Are you sometimes frustrated in your flight training? Does it feel like the more landings or instrument approaches you practice, the worse you get?
We’ve all been there – you feel like the harder you practice to get it right and the more repetition involved, you still plateau, or worse, you regress. Sometimes it seems like there’s nothing you can do about it but keep spinning your wheels. However, there are some steps you should take to reduce these frustrating moments that are inevitable.
There are many possible distractions that can bring about a learning plateau. It can happen at any time during your training and for any license or rating sought. Perhaps stress from work, school or at home prevents you from coming to a flight lesson prepared to learn. Or you could be stressed because you’re not progressing as fast as you had been before. What can you do? Keep trying and hope for best? Take a break from training? No, you should take a proactive approach and there are some things you can do.

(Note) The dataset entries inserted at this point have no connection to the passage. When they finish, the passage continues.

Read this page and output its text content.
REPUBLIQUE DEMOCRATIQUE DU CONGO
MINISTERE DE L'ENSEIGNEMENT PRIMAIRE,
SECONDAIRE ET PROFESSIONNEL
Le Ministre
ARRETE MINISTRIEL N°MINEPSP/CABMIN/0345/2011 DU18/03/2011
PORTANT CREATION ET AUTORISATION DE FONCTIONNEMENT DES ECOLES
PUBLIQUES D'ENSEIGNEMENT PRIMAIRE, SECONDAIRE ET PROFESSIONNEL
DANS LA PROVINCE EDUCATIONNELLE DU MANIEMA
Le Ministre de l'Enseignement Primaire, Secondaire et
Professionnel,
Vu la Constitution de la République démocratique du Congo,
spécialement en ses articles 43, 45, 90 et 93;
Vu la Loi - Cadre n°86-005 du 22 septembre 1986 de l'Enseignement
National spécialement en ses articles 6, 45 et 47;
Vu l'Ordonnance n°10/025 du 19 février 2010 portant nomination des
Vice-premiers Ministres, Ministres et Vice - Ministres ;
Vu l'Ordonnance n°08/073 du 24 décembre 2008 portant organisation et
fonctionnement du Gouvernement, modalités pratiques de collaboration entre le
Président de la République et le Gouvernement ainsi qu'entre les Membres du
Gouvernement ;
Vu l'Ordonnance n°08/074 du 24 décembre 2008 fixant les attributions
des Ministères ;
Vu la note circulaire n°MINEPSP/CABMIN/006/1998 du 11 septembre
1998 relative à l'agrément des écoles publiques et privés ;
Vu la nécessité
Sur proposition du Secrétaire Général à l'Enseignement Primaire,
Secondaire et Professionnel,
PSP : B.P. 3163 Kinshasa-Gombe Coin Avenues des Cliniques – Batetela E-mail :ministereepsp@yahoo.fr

Examine Your Debriefings –
First and foremost, examine your debriefing after each flight. Is there a debriefing? This critical time to review your performance while it’s still fresh in your head is very important. It’s almost as important as the flight itself. It should be detailed enough so you have all of your questions answered. If your instructor isn’t putting forth the effort or the debrief seems short and vague, ask him if you can conclude your flight lessons ten minutes earlier than normal to allow enough time for more constructive review.
Ask for Specifics –
Ask for specific suggestions to help you improve. Ask your instructor to write down, while flying, anything they think is important to address in the debriefing, so nothing is forgotten. This alone will help prevent your training from becoming stagnant.
Prepare Properly –
The next step is to make sure there is a pre-flight brief. This should begin the day before your flight. You should know exactly what to expect on the next flight. If you’re unsure, ask your instructor to tell you. It seems like I’m placing all of this responsibility on the instructor to keep you engaged; however, this is your responsibility too.
Pre-flight briefings should include studying associated material, “chair” flying at home and “tie-down” flying in the airplane. Sitting in the airplane (with permission) when it’s not being used is a fantastic way to practice. Leave the master switch off and just simulate everything in your head. Then when you go flying, your hands know right were everything is. Understanding what your instructor expects of you before every flight, and a thorough debrief, should help prevent most flight training frustrations.
Have Fun –
Another step you can and should frequently take is to HAVE FUN! Remember why you got into flying in the first place. Are you doing this for a hobby or for business travel? Maybe you are interested in a career?
Try something fun to remind you why you’re making the investment in a pilot certificate. Try something new to rekindle the attraction. For example, if you’re having trouble with pattern work and landings, try a change of scenery. If you practice at a non-towered field, ask your instructor to take you to a towered airport for multiple landings. Even if you’re not ready to handle ATC communications just yet, your instructor should be more than happy to assist. It will be fun to be at an airport with bigger, faster aircraft to see.
If you train at a towered field, do the opposite. A non-towered field with a shorter runway will challenge you and help you hone your aim-point on landings. If you’re having trouble with cross country flights or VOR and GPS tracking, fly with your instructor to an early breakfast. You can takeoff and track east before sunrise so you can see it easier from the air. Or maybe fly west to dinner to watch the sun set. While this may sound like a digression from your training syllabus and an extra cost you didn’t plan on, it’s not. The time and money you spend to have some fun while flight training will guarantee a return of knowledge, skill and retention. Because only you know what is fun for you, don’t be shy about offering some ideas.
Change Instructors –
It’s also good to fly with a different instructor every now and then. Even if your instructor is very good, and you have been progressing well, a different instructor can offer a new perspective. A new instructor may say things just a bit different or offer more knowledge from his own experiences.
Your flight instructor will do everything he can to reduce frustration, prevent learning plateaus, and motivate you. You should meet them half way and take steps to ensure you’re getting your questions answered and leave no doubt about what is expected before each flight. If you feel like progression is slowing down, be creative and do something to have fun!